インド首相のウクライナ訪問は国交が樹立された1992年以来初めて。共同声明では領土保全や主権の尊重に触れたが、ロシアには全く言及しなかった。
インドがロシアに配慮する背景には、周辺国との関係が必ずしもうまくいっていない事情がある。中国、パキスタンとは領土問題で対立し、ネパールのオリ首相は2024年12月、就任後初の外遊先に慣例のインドではなく中国を選んだ。2023年はモルディブで親中派の大統領が誕生。中国と覇権争いをする上で、原油や武器を供給してくれるロシアとの良好な関係は安全保障に欠かせない。

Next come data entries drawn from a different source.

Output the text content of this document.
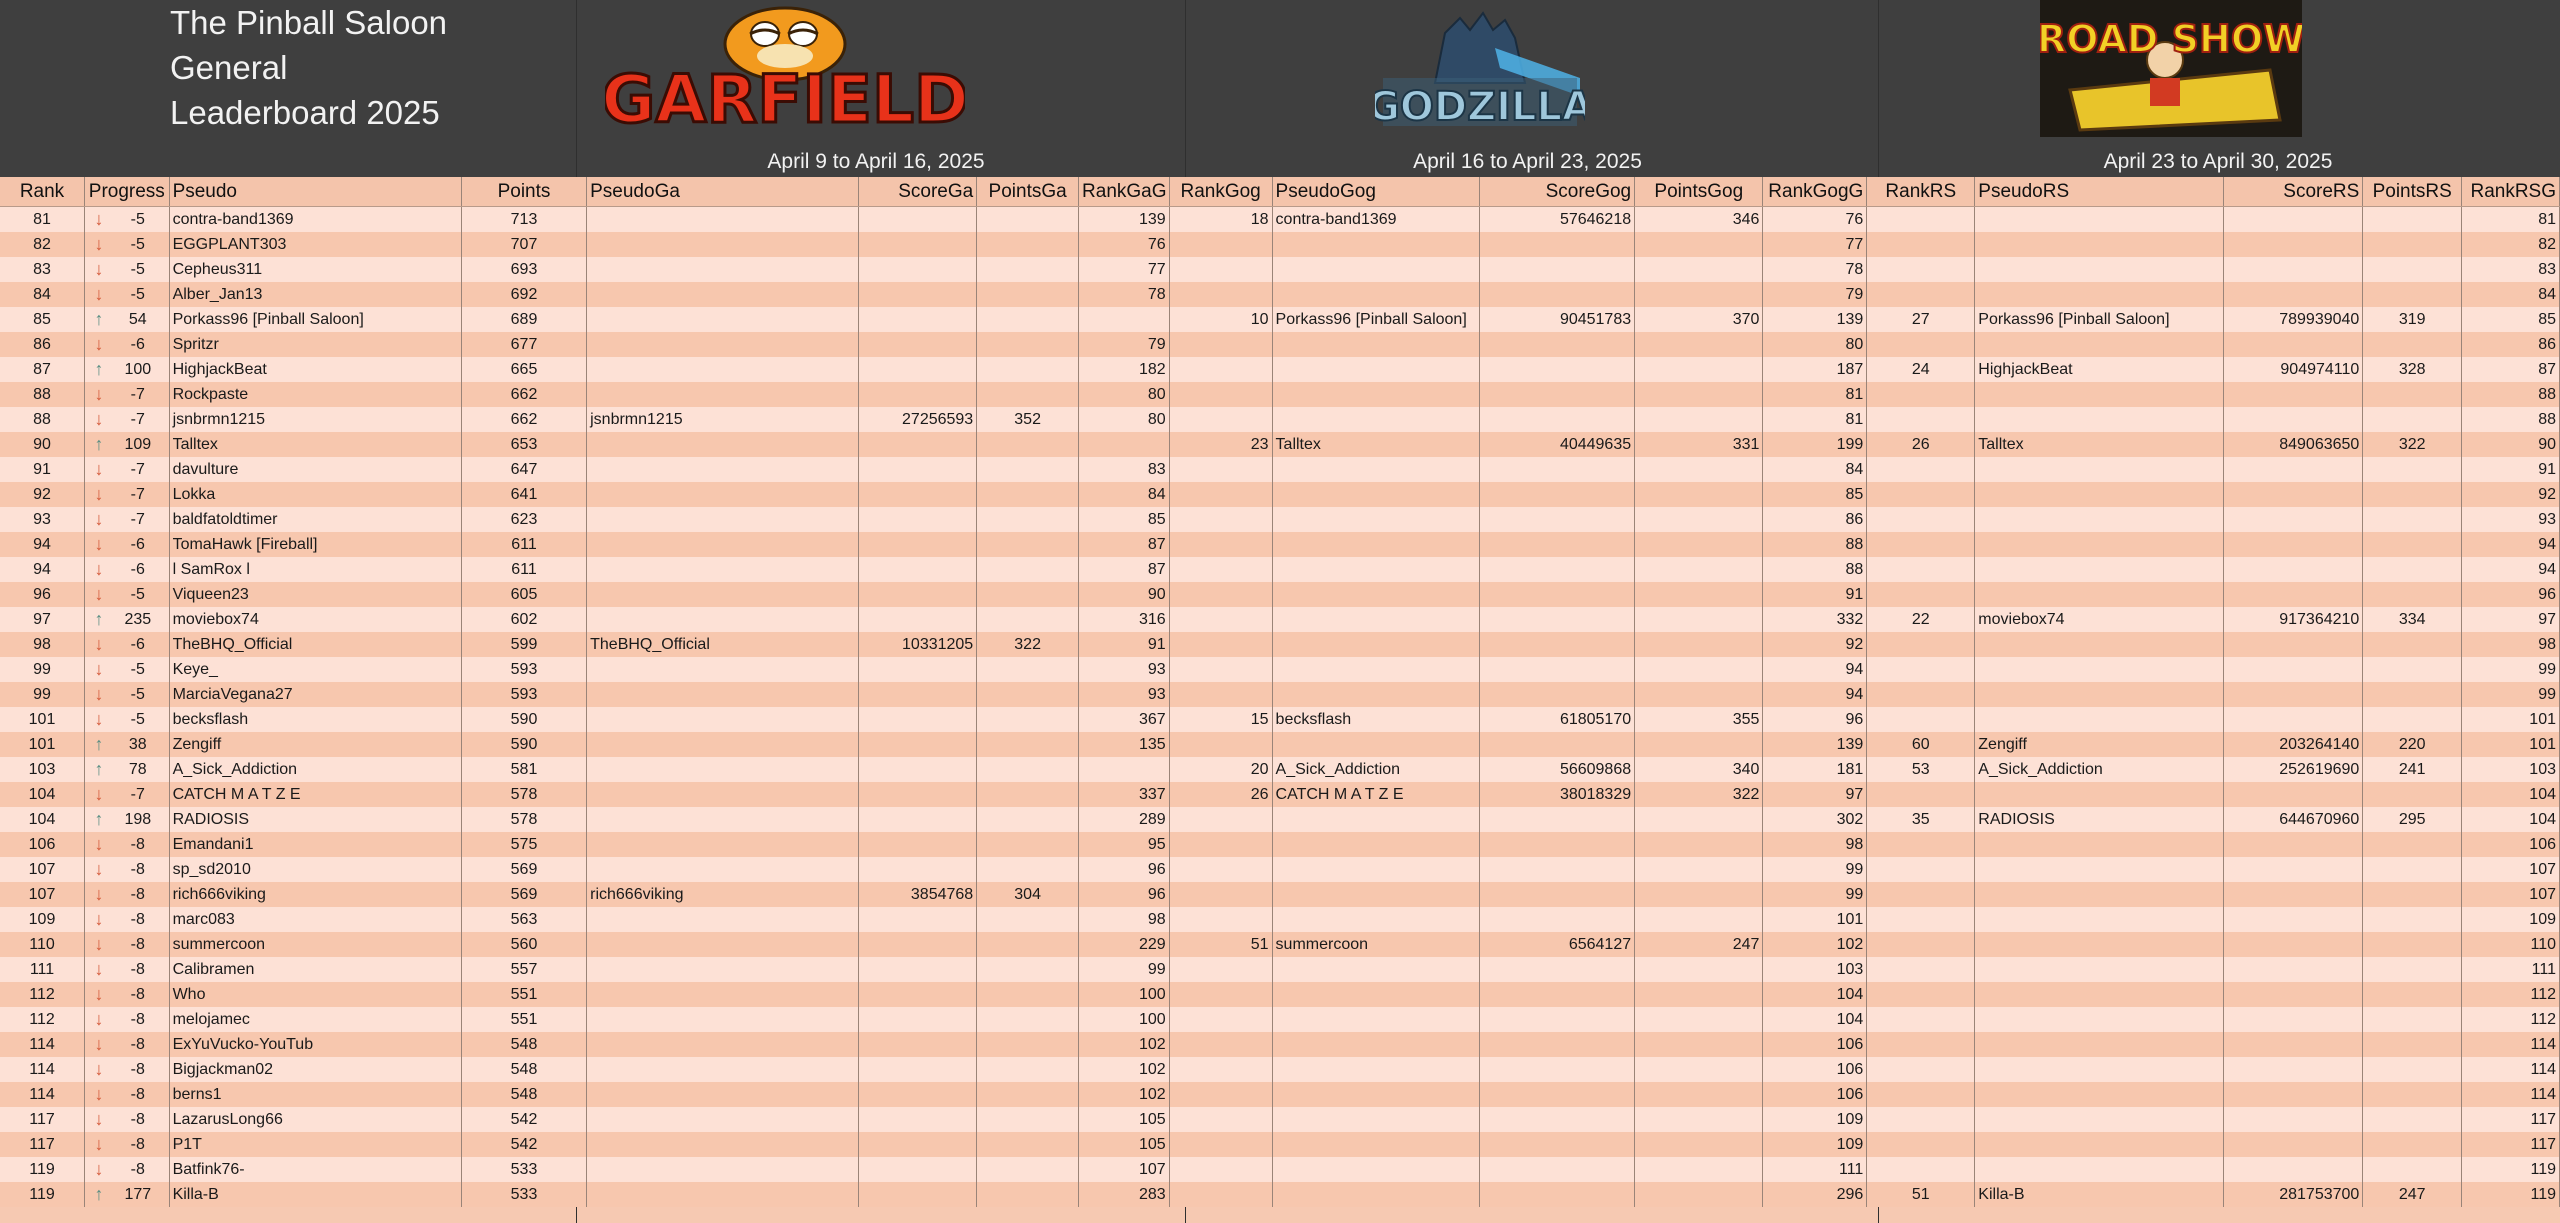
The Pinball Saloon
General
Leaderboard 2025 GARFIELD	GODZILLA
ROAD SHOW
April 9 to April 16, 2025	April 16 to April 23, 2025	April 23 to April 30, 2025
Rank	Progress	Pseudo	Points	PseudoGa	ScoreGa	PointsGa	RankGaG	RankGog	PseudoGog	ScoreGog	PointsGog	RankGogG	RankRS	PseudoRS	ScoreRS	PointsRS	RankRSG
81	↓ -5	contra-band1369	713				139	18	contra-band1369	57646218	346	76					81
82	↓ -5	EGGPLANT303	707				76					77					82
83	↓ -5	Cepheus311	693				77					78					83
84	↓ -5	Alber_Jan13	692				78					79					84
85	↑ 54	Porkass96 [Pinball Saloon]	689					10	Porkass96 [Pinball Saloon]	90451783	370	139	27	Porkass96 [Pinball Saloon]	789939040	319	85
86	↓ -6	Spritzr	677				79					80					86
87	↑ 100	HighjackBeat	665				182					187	24	HighjackBeat	904974110	328	87
88	↓ -7	Rockpaste	662				80					81					88
88	↓ -7	jsnbrmn1215	662	jsnbrmn1215	27256593	352	80					81					88
90	↑ 109	Talltex	653					23	Talltex	40449635	331	199	26	Talltex	849063650	322	90
91	↓ -7	davulture	647				83					84					91
92	↓ -7	Lokka	641				84					85					92
93	↓ -7	baldfatoldtimer	623				85					86					93
94	↓ -6	TomaHawk [Fireball]	611				87					88					94
94	↓ -6	l SamRox l	611				87					88					94
96	↓ -5	Viqueen23	605				90					91					96
97	↑ 235	moviebox74	602				316					332	22	moviebox74	917364210	334	97
98	↓ -6	TheBHQ_Official	599	TheBHQ_Official	10331205	322	91					92					98
99	↓ -5	Keye_	593				93					94					99
99	↓ -5	MarciaVegana27	593				93					94					99
101	↓ -5	becksflash	590				367	15	becksflash	61805170	355	96					101
101	↑ 38	Zengiff	590				135					139	60	Zengiff	203264140	220	101
103	↑ 78	A_Sick_Addiction	581					20	A_Sick_Addiction	56609868	340	181	53	A_Sick_Addiction	252619690	241	103
104	↓ -7	CATCH M A T Z E	578				337	26	CATCH M A T Z E	38018329	322	97					104
104	↑ 198	RADIOSIS	578				289					302	35	RADIOSIS	644670960	295	104
106	↓ -8	Emandani1	575				95					98					106
107	↓ -8	sp_sd2010	569				96					99					107
107	↓ -8	rich666viking	569	rich666viking	3854768	304	96					99					107
109	↓ -8	marc083	563				98					101					109
110	↓ -8	summercoon	560				229	51	summercoon	6564127	247	102					110
111	↓ -8	Calibramen	557				99					103					111
112	↓ -8	Who	551				100					104					112
112	↓ -8	melojamec	551				100					104					112
114	↓ -8	ExYuVucko-YouTub	548				102					106					114
114	↓ -8	Bigjackman02	548				102					106					114
114	↓ -8	berns1	548				102					106					114
117	↓ -8	LazarusLong66	542				105					109					117
117	↓ -8	P1T	542				105					109					117
119	↓ -8	Batfink76-	533				107					111					119
119	↑ 177	Killa-B	533				283					296	51	Killa-B	281753700	247	119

ロシア国営石油大手ロスネフチがインドの石油精製大手リライアンスに日量50万バレル近くの原油を供給することで合意したことも2024年12月に判明。両国間で過去最大規模のエネルギー取引になり、蜜月関係は深まるばかりだ。
国連安全保障理事会ではロシア軍撤退を求める決議で棄権に回り、米欧による経済制裁にも加わらない。プーチン氏が2025年インドを訪問するとの見通しもある。インドがウクライナや米欧のメッセージをロシア中枢に直接伝え、有効な働きかけができるのか不透明さが増している。